Vivant Denon et la volonté d'esquisser une histoire de la peinture italienne au Musée Napoléon
Dans une lettre à Napoléon datée du 1er janvier 1803, Denon fait part à l'Empereur de l'orientation qu'il compte donner au moment de la mise en place des collections : « Dans quelques mois, en parcourant la galerie, on pourra faire sans s'apercevoir un cours historique de l'art de la peinture. » (Vivant Denon… correspondance, 1999, vol. 2, p. 1238.) « L'important est que le visiteur puisse s'instruire sans effort […] ce qui met l'accent non sur le didactisme de l'accrochage mais sur la délectation insouciante du spectateur.
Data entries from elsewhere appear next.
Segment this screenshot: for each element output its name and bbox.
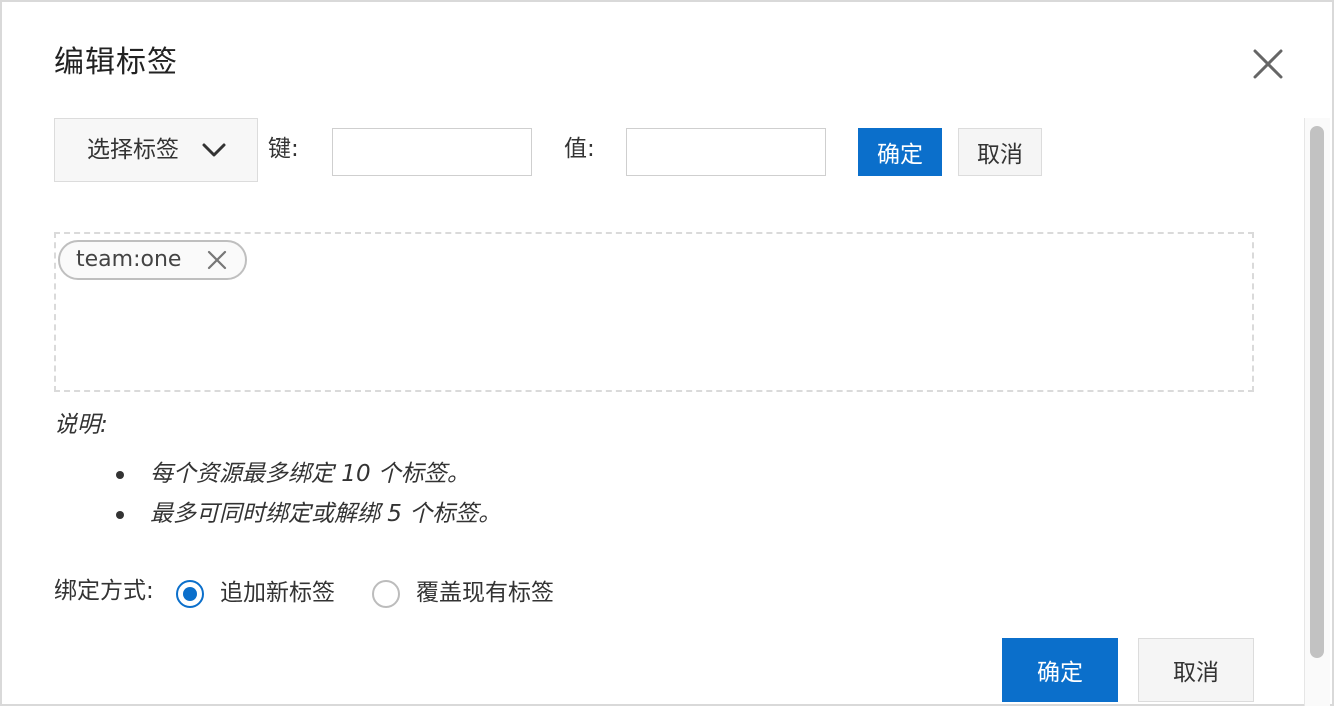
select-tag-label: 选择标签: [87, 137, 179, 163]
scrollbar[interactable]: [1304, 118, 1330, 706]
description-item-text: 最多可同时绑定或解绑 5 个标签。: [150, 501, 502, 527]
description-item: 最多可同时绑定或解绑 5 个标签。: [112, 494, 501, 534]
chevron-down-icon: [202, 143, 226, 157]
description-list: 每个资源最多绑定 10 个标签。 最多可同时绑定或解绑 5 个标签。: [112, 454, 501, 534]
dialog-title: 编辑标签: [54, 45, 178, 80]
key-input[interactable]: [332, 128, 532, 176]
radio-overwrite-tags[interactable]: [372, 580, 400, 608]
radio-append-label[interactable]: 追加新标签: [220, 578, 335, 608]
description-title: 说明:: [54, 412, 108, 438]
add-tag-confirm-button[interactable]: 确定: [858, 128, 942, 176]
value-label: 值:: [564, 136, 595, 162]
radio-append-new-tags[interactable]: [176, 580, 204, 608]
key-label: 键:: [268, 136, 299, 162]
close-icon[interactable]: [207, 250, 227, 270]
tag-list-area: team:one: [54, 232, 1254, 392]
confirm-button[interactable]: 确定: [1002, 638, 1118, 702]
add-tag-cancel-button: 取消: [958, 128, 1042, 176]
select-tag-dropdown[interactable]: 选择标签: [54, 118, 258, 182]
close-button[interactable]: [1246, 42, 1290, 86]
close-icon: [1253, 49, 1283, 79]
value-input[interactable]: [626, 128, 826, 176]
radio-overwrite-label[interactable]: 覆盖现有标签: [416, 578, 554, 608]
description-item-text: 每个资源最多绑定 10 个标签。: [150, 461, 470, 487]
description-item: 每个资源最多绑定 10 个标签。: [112, 454, 501, 494]
binding-mode-label: 绑定方式:: [54, 578, 154, 604]
edit-tags-dialog: 编辑标签 选择标签 键: 值: 确定 取消 team:one 说明: 每个资源最…: [0, 0, 1334, 706]
scrollbar-thumb[interactable]: [1310, 126, 1324, 658]
tag-chip: team:one: [58, 240, 248, 280]
cancel-button[interactable]: 取消: [1138, 638, 1254, 702]
tag-chip-text: team:one: [76, 247, 182, 272]
bullet-icon: [116, 511, 124, 519]
bullet-icon: [116, 471, 124, 479]
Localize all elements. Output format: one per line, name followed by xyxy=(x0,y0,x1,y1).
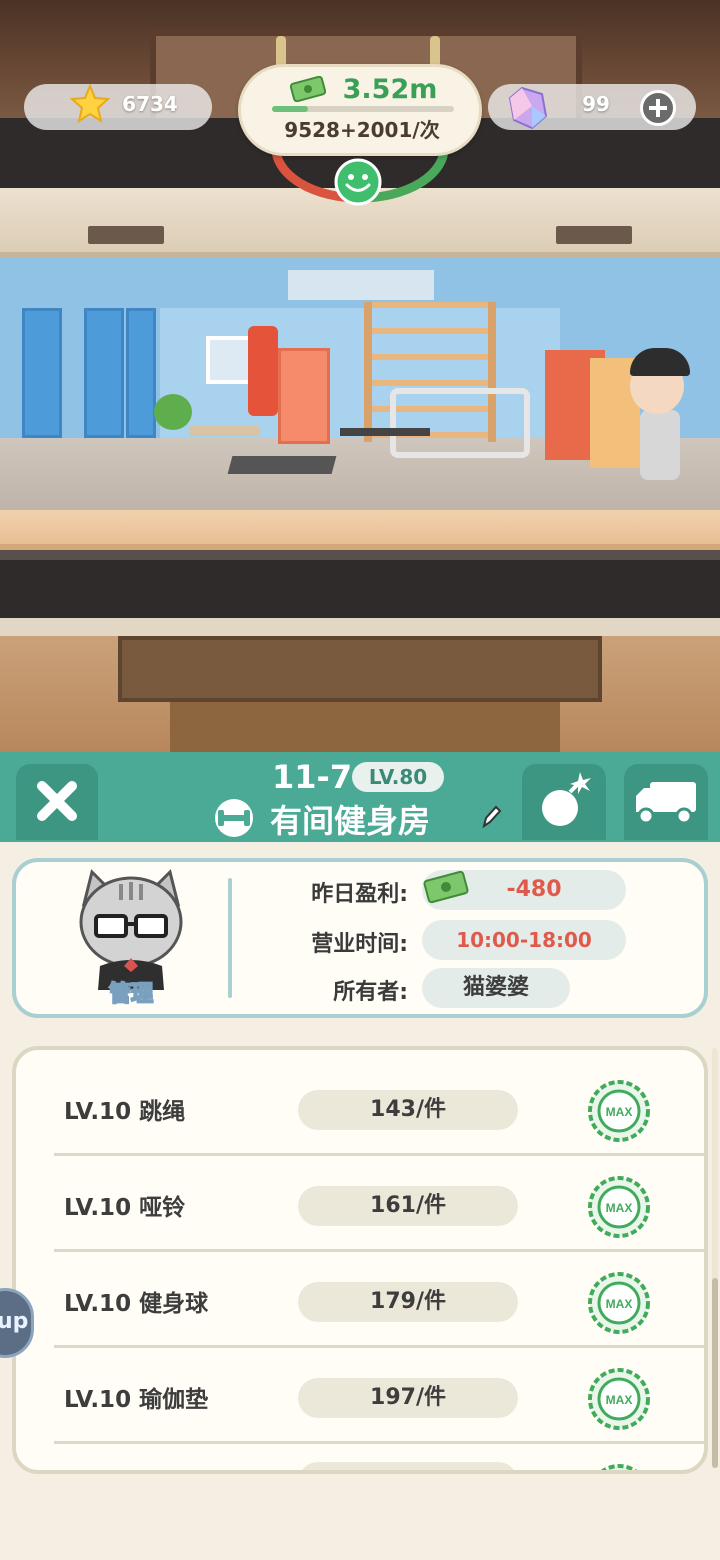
income-rate: 9528+2001/次 xyxy=(284,118,440,142)
hours-label: 营业时间: xyxy=(311,932,408,957)
money-progress-bar xyxy=(272,106,454,112)
item-name: LV.10 哑铃 xyxy=(64,1195,186,1221)
list-item[interactable]: LV.10 健身球 179/件 MAX xyxy=(54,1252,704,1348)
item-name: LV.10 瑜伽垫 xyxy=(64,1387,209,1413)
list-item[interactable] xyxy=(54,1444,704,1474)
item-price: 179/件 xyxy=(298,1282,518,1322)
treadmill xyxy=(390,388,530,458)
item-price: 197/件 xyxy=(298,1378,518,1418)
smile-icon[interactable] xyxy=(334,158,382,206)
owner-label: 所有者: xyxy=(333,980,408,1005)
staff-cap xyxy=(630,348,690,376)
side-bubble-label: up xyxy=(0,1309,29,1334)
wall-panel xyxy=(22,308,62,438)
item-name: LV.10 健身球 xyxy=(64,1291,209,1317)
edit-icon[interactable] xyxy=(480,804,502,830)
close-icon xyxy=(37,781,77,821)
barbell xyxy=(340,428,430,436)
gem-icon xyxy=(508,86,548,130)
item-price xyxy=(298,1462,518,1470)
ceiling-light xyxy=(288,270,434,300)
money-progress-fill xyxy=(272,106,309,112)
owner-value: 猫婆婆 xyxy=(422,968,570,1008)
room-name: 有间健身房 xyxy=(270,802,431,840)
max-level-badge[interactable]: MAX xyxy=(586,1270,652,1336)
profit-label: 昨日盈利: xyxy=(311,882,408,907)
gem-count: 99 xyxy=(582,92,610,116)
ceiling-lamp xyxy=(88,226,164,244)
cash-icon xyxy=(423,870,469,904)
add-gems-button[interactable] xyxy=(640,90,676,126)
dumbbell-icon xyxy=(215,799,253,837)
star-count: 6734 xyxy=(122,92,178,116)
cash-icon xyxy=(290,76,326,102)
ceiling-lamp xyxy=(556,226,632,244)
hours-value: 10:00-18:00 xyxy=(422,920,626,960)
lower-room-counter xyxy=(118,636,602,702)
scrollbar-thumb[interactable] xyxy=(712,1278,718,1468)
bench xyxy=(190,426,260,436)
list-item[interactable]: LV.10 哑铃 161/件 MAX xyxy=(54,1156,704,1252)
wall-panel xyxy=(126,308,156,438)
max-badge-text: MAX xyxy=(606,1201,633,1215)
max-level-badge[interactable]: MAX xyxy=(586,1366,652,1432)
delivery-button[interactable] xyxy=(624,764,708,840)
item-price: 161/件 xyxy=(298,1186,518,1226)
room-code: 11-7 xyxy=(272,758,353,796)
gym-room[interactable] xyxy=(0,258,720,518)
money-amount: 3.52m xyxy=(342,74,438,105)
ceiling-trim xyxy=(0,618,720,638)
info-divider xyxy=(228,878,232,998)
max-level-badge[interactable]: MAX xyxy=(586,1174,652,1240)
floor-divider xyxy=(0,550,720,618)
max-level-badge[interactable] xyxy=(586,1462,652,1474)
demolish-button[interactable] xyxy=(522,764,606,840)
floor-mat xyxy=(227,456,337,474)
wall-panel xyxy=(84,308,124,438)
drink-fridge xyxy=(278,348,330,444)
max-badge-text: MAX xyxy=(606,1393,633,1407)
max-level-badge[interactable]: MAX xyxy=(586,1078,652,1144)
staff-body[interactable] xyxy=(640,410,680,480)
item-list[interactable]: LV.10 跳绳 143/件 MAX LV.10 哑铃 161/件 MAX LV… xyxy=(12,1046,708,1474)
close-button[interactable] xyxy=(16,764,98,840)
item-name: LV.10 跳绳 xyxy=(64,1099,186,1125)
room-level-badge: LV.80 xyxy=(352,762,444,792)
bomb-icon xyxy=(542,772,591,826)
potted-plant xyxy=(154,394,192,430)
item-price: 143/件 xyxy=(298,1090,518,1130)
floor-edge xyxy=(0,510,720,550)
manager-label: 管理 xyxy=(108,981,154,1008)
punching-bag xyxy=(248,326,278,416)
list-item[interactable]: LV.10 瑜伽垫 197/件 MAX xyxy=(54,1348,704,1444)
window xyxy=(206,336,252,384)
max-badge-text: MAX xyxy=(606,1297,633,1311)
list-item[interactable]: LV.10 跳绳 143/件 MAX xyxy=(54,1060,704,1156)
lower-room-floor xyxy=(170,702,560,752)
truck-icon xyxy=(636,782,696,825)
star-icon xyxy=(70,84,110,124)
max-badge-text: MAX xyxy=(606,1105,633,1119)
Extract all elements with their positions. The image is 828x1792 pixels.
La théâtralisation des chef-d'œuvres de Raphaël reflète cette priorité traditionnelle, à laquelle Denon demeure fidèle en tant que connaisseur » (J.-C. Bonnet (dir.), 2004, p. 86). Mais le souci didactique finit par s'imposer chez Denon ; il fait entrer la peinture italienne des XIVe et XVe siècles et déclare à l'Empereur le 6 janvier 1812, lorsqu'il se rend en Italie afin d'examiner les œuvres confisquées, que les premiers maîtres italiens « sont absolument nécessaires pour compléter cette sublime collection en y ajoutant la partie historique de l'art qui y manque. » (Vivant Denon… correspondance, 1999, vol. 2, p. 1392.)
« Ainsi, de 1803 à 1814, le Musée Napoléon s'est transformé : d'une réunion choisie d'œuvres canoniques il est devenu un cours pointilleux d'histoire de l'art […] sans doute rébarbatif et obscur pour tous sauf une poignée de connaisseurs. » (J.-C. Bonnet (dir.), 2004, p. 86).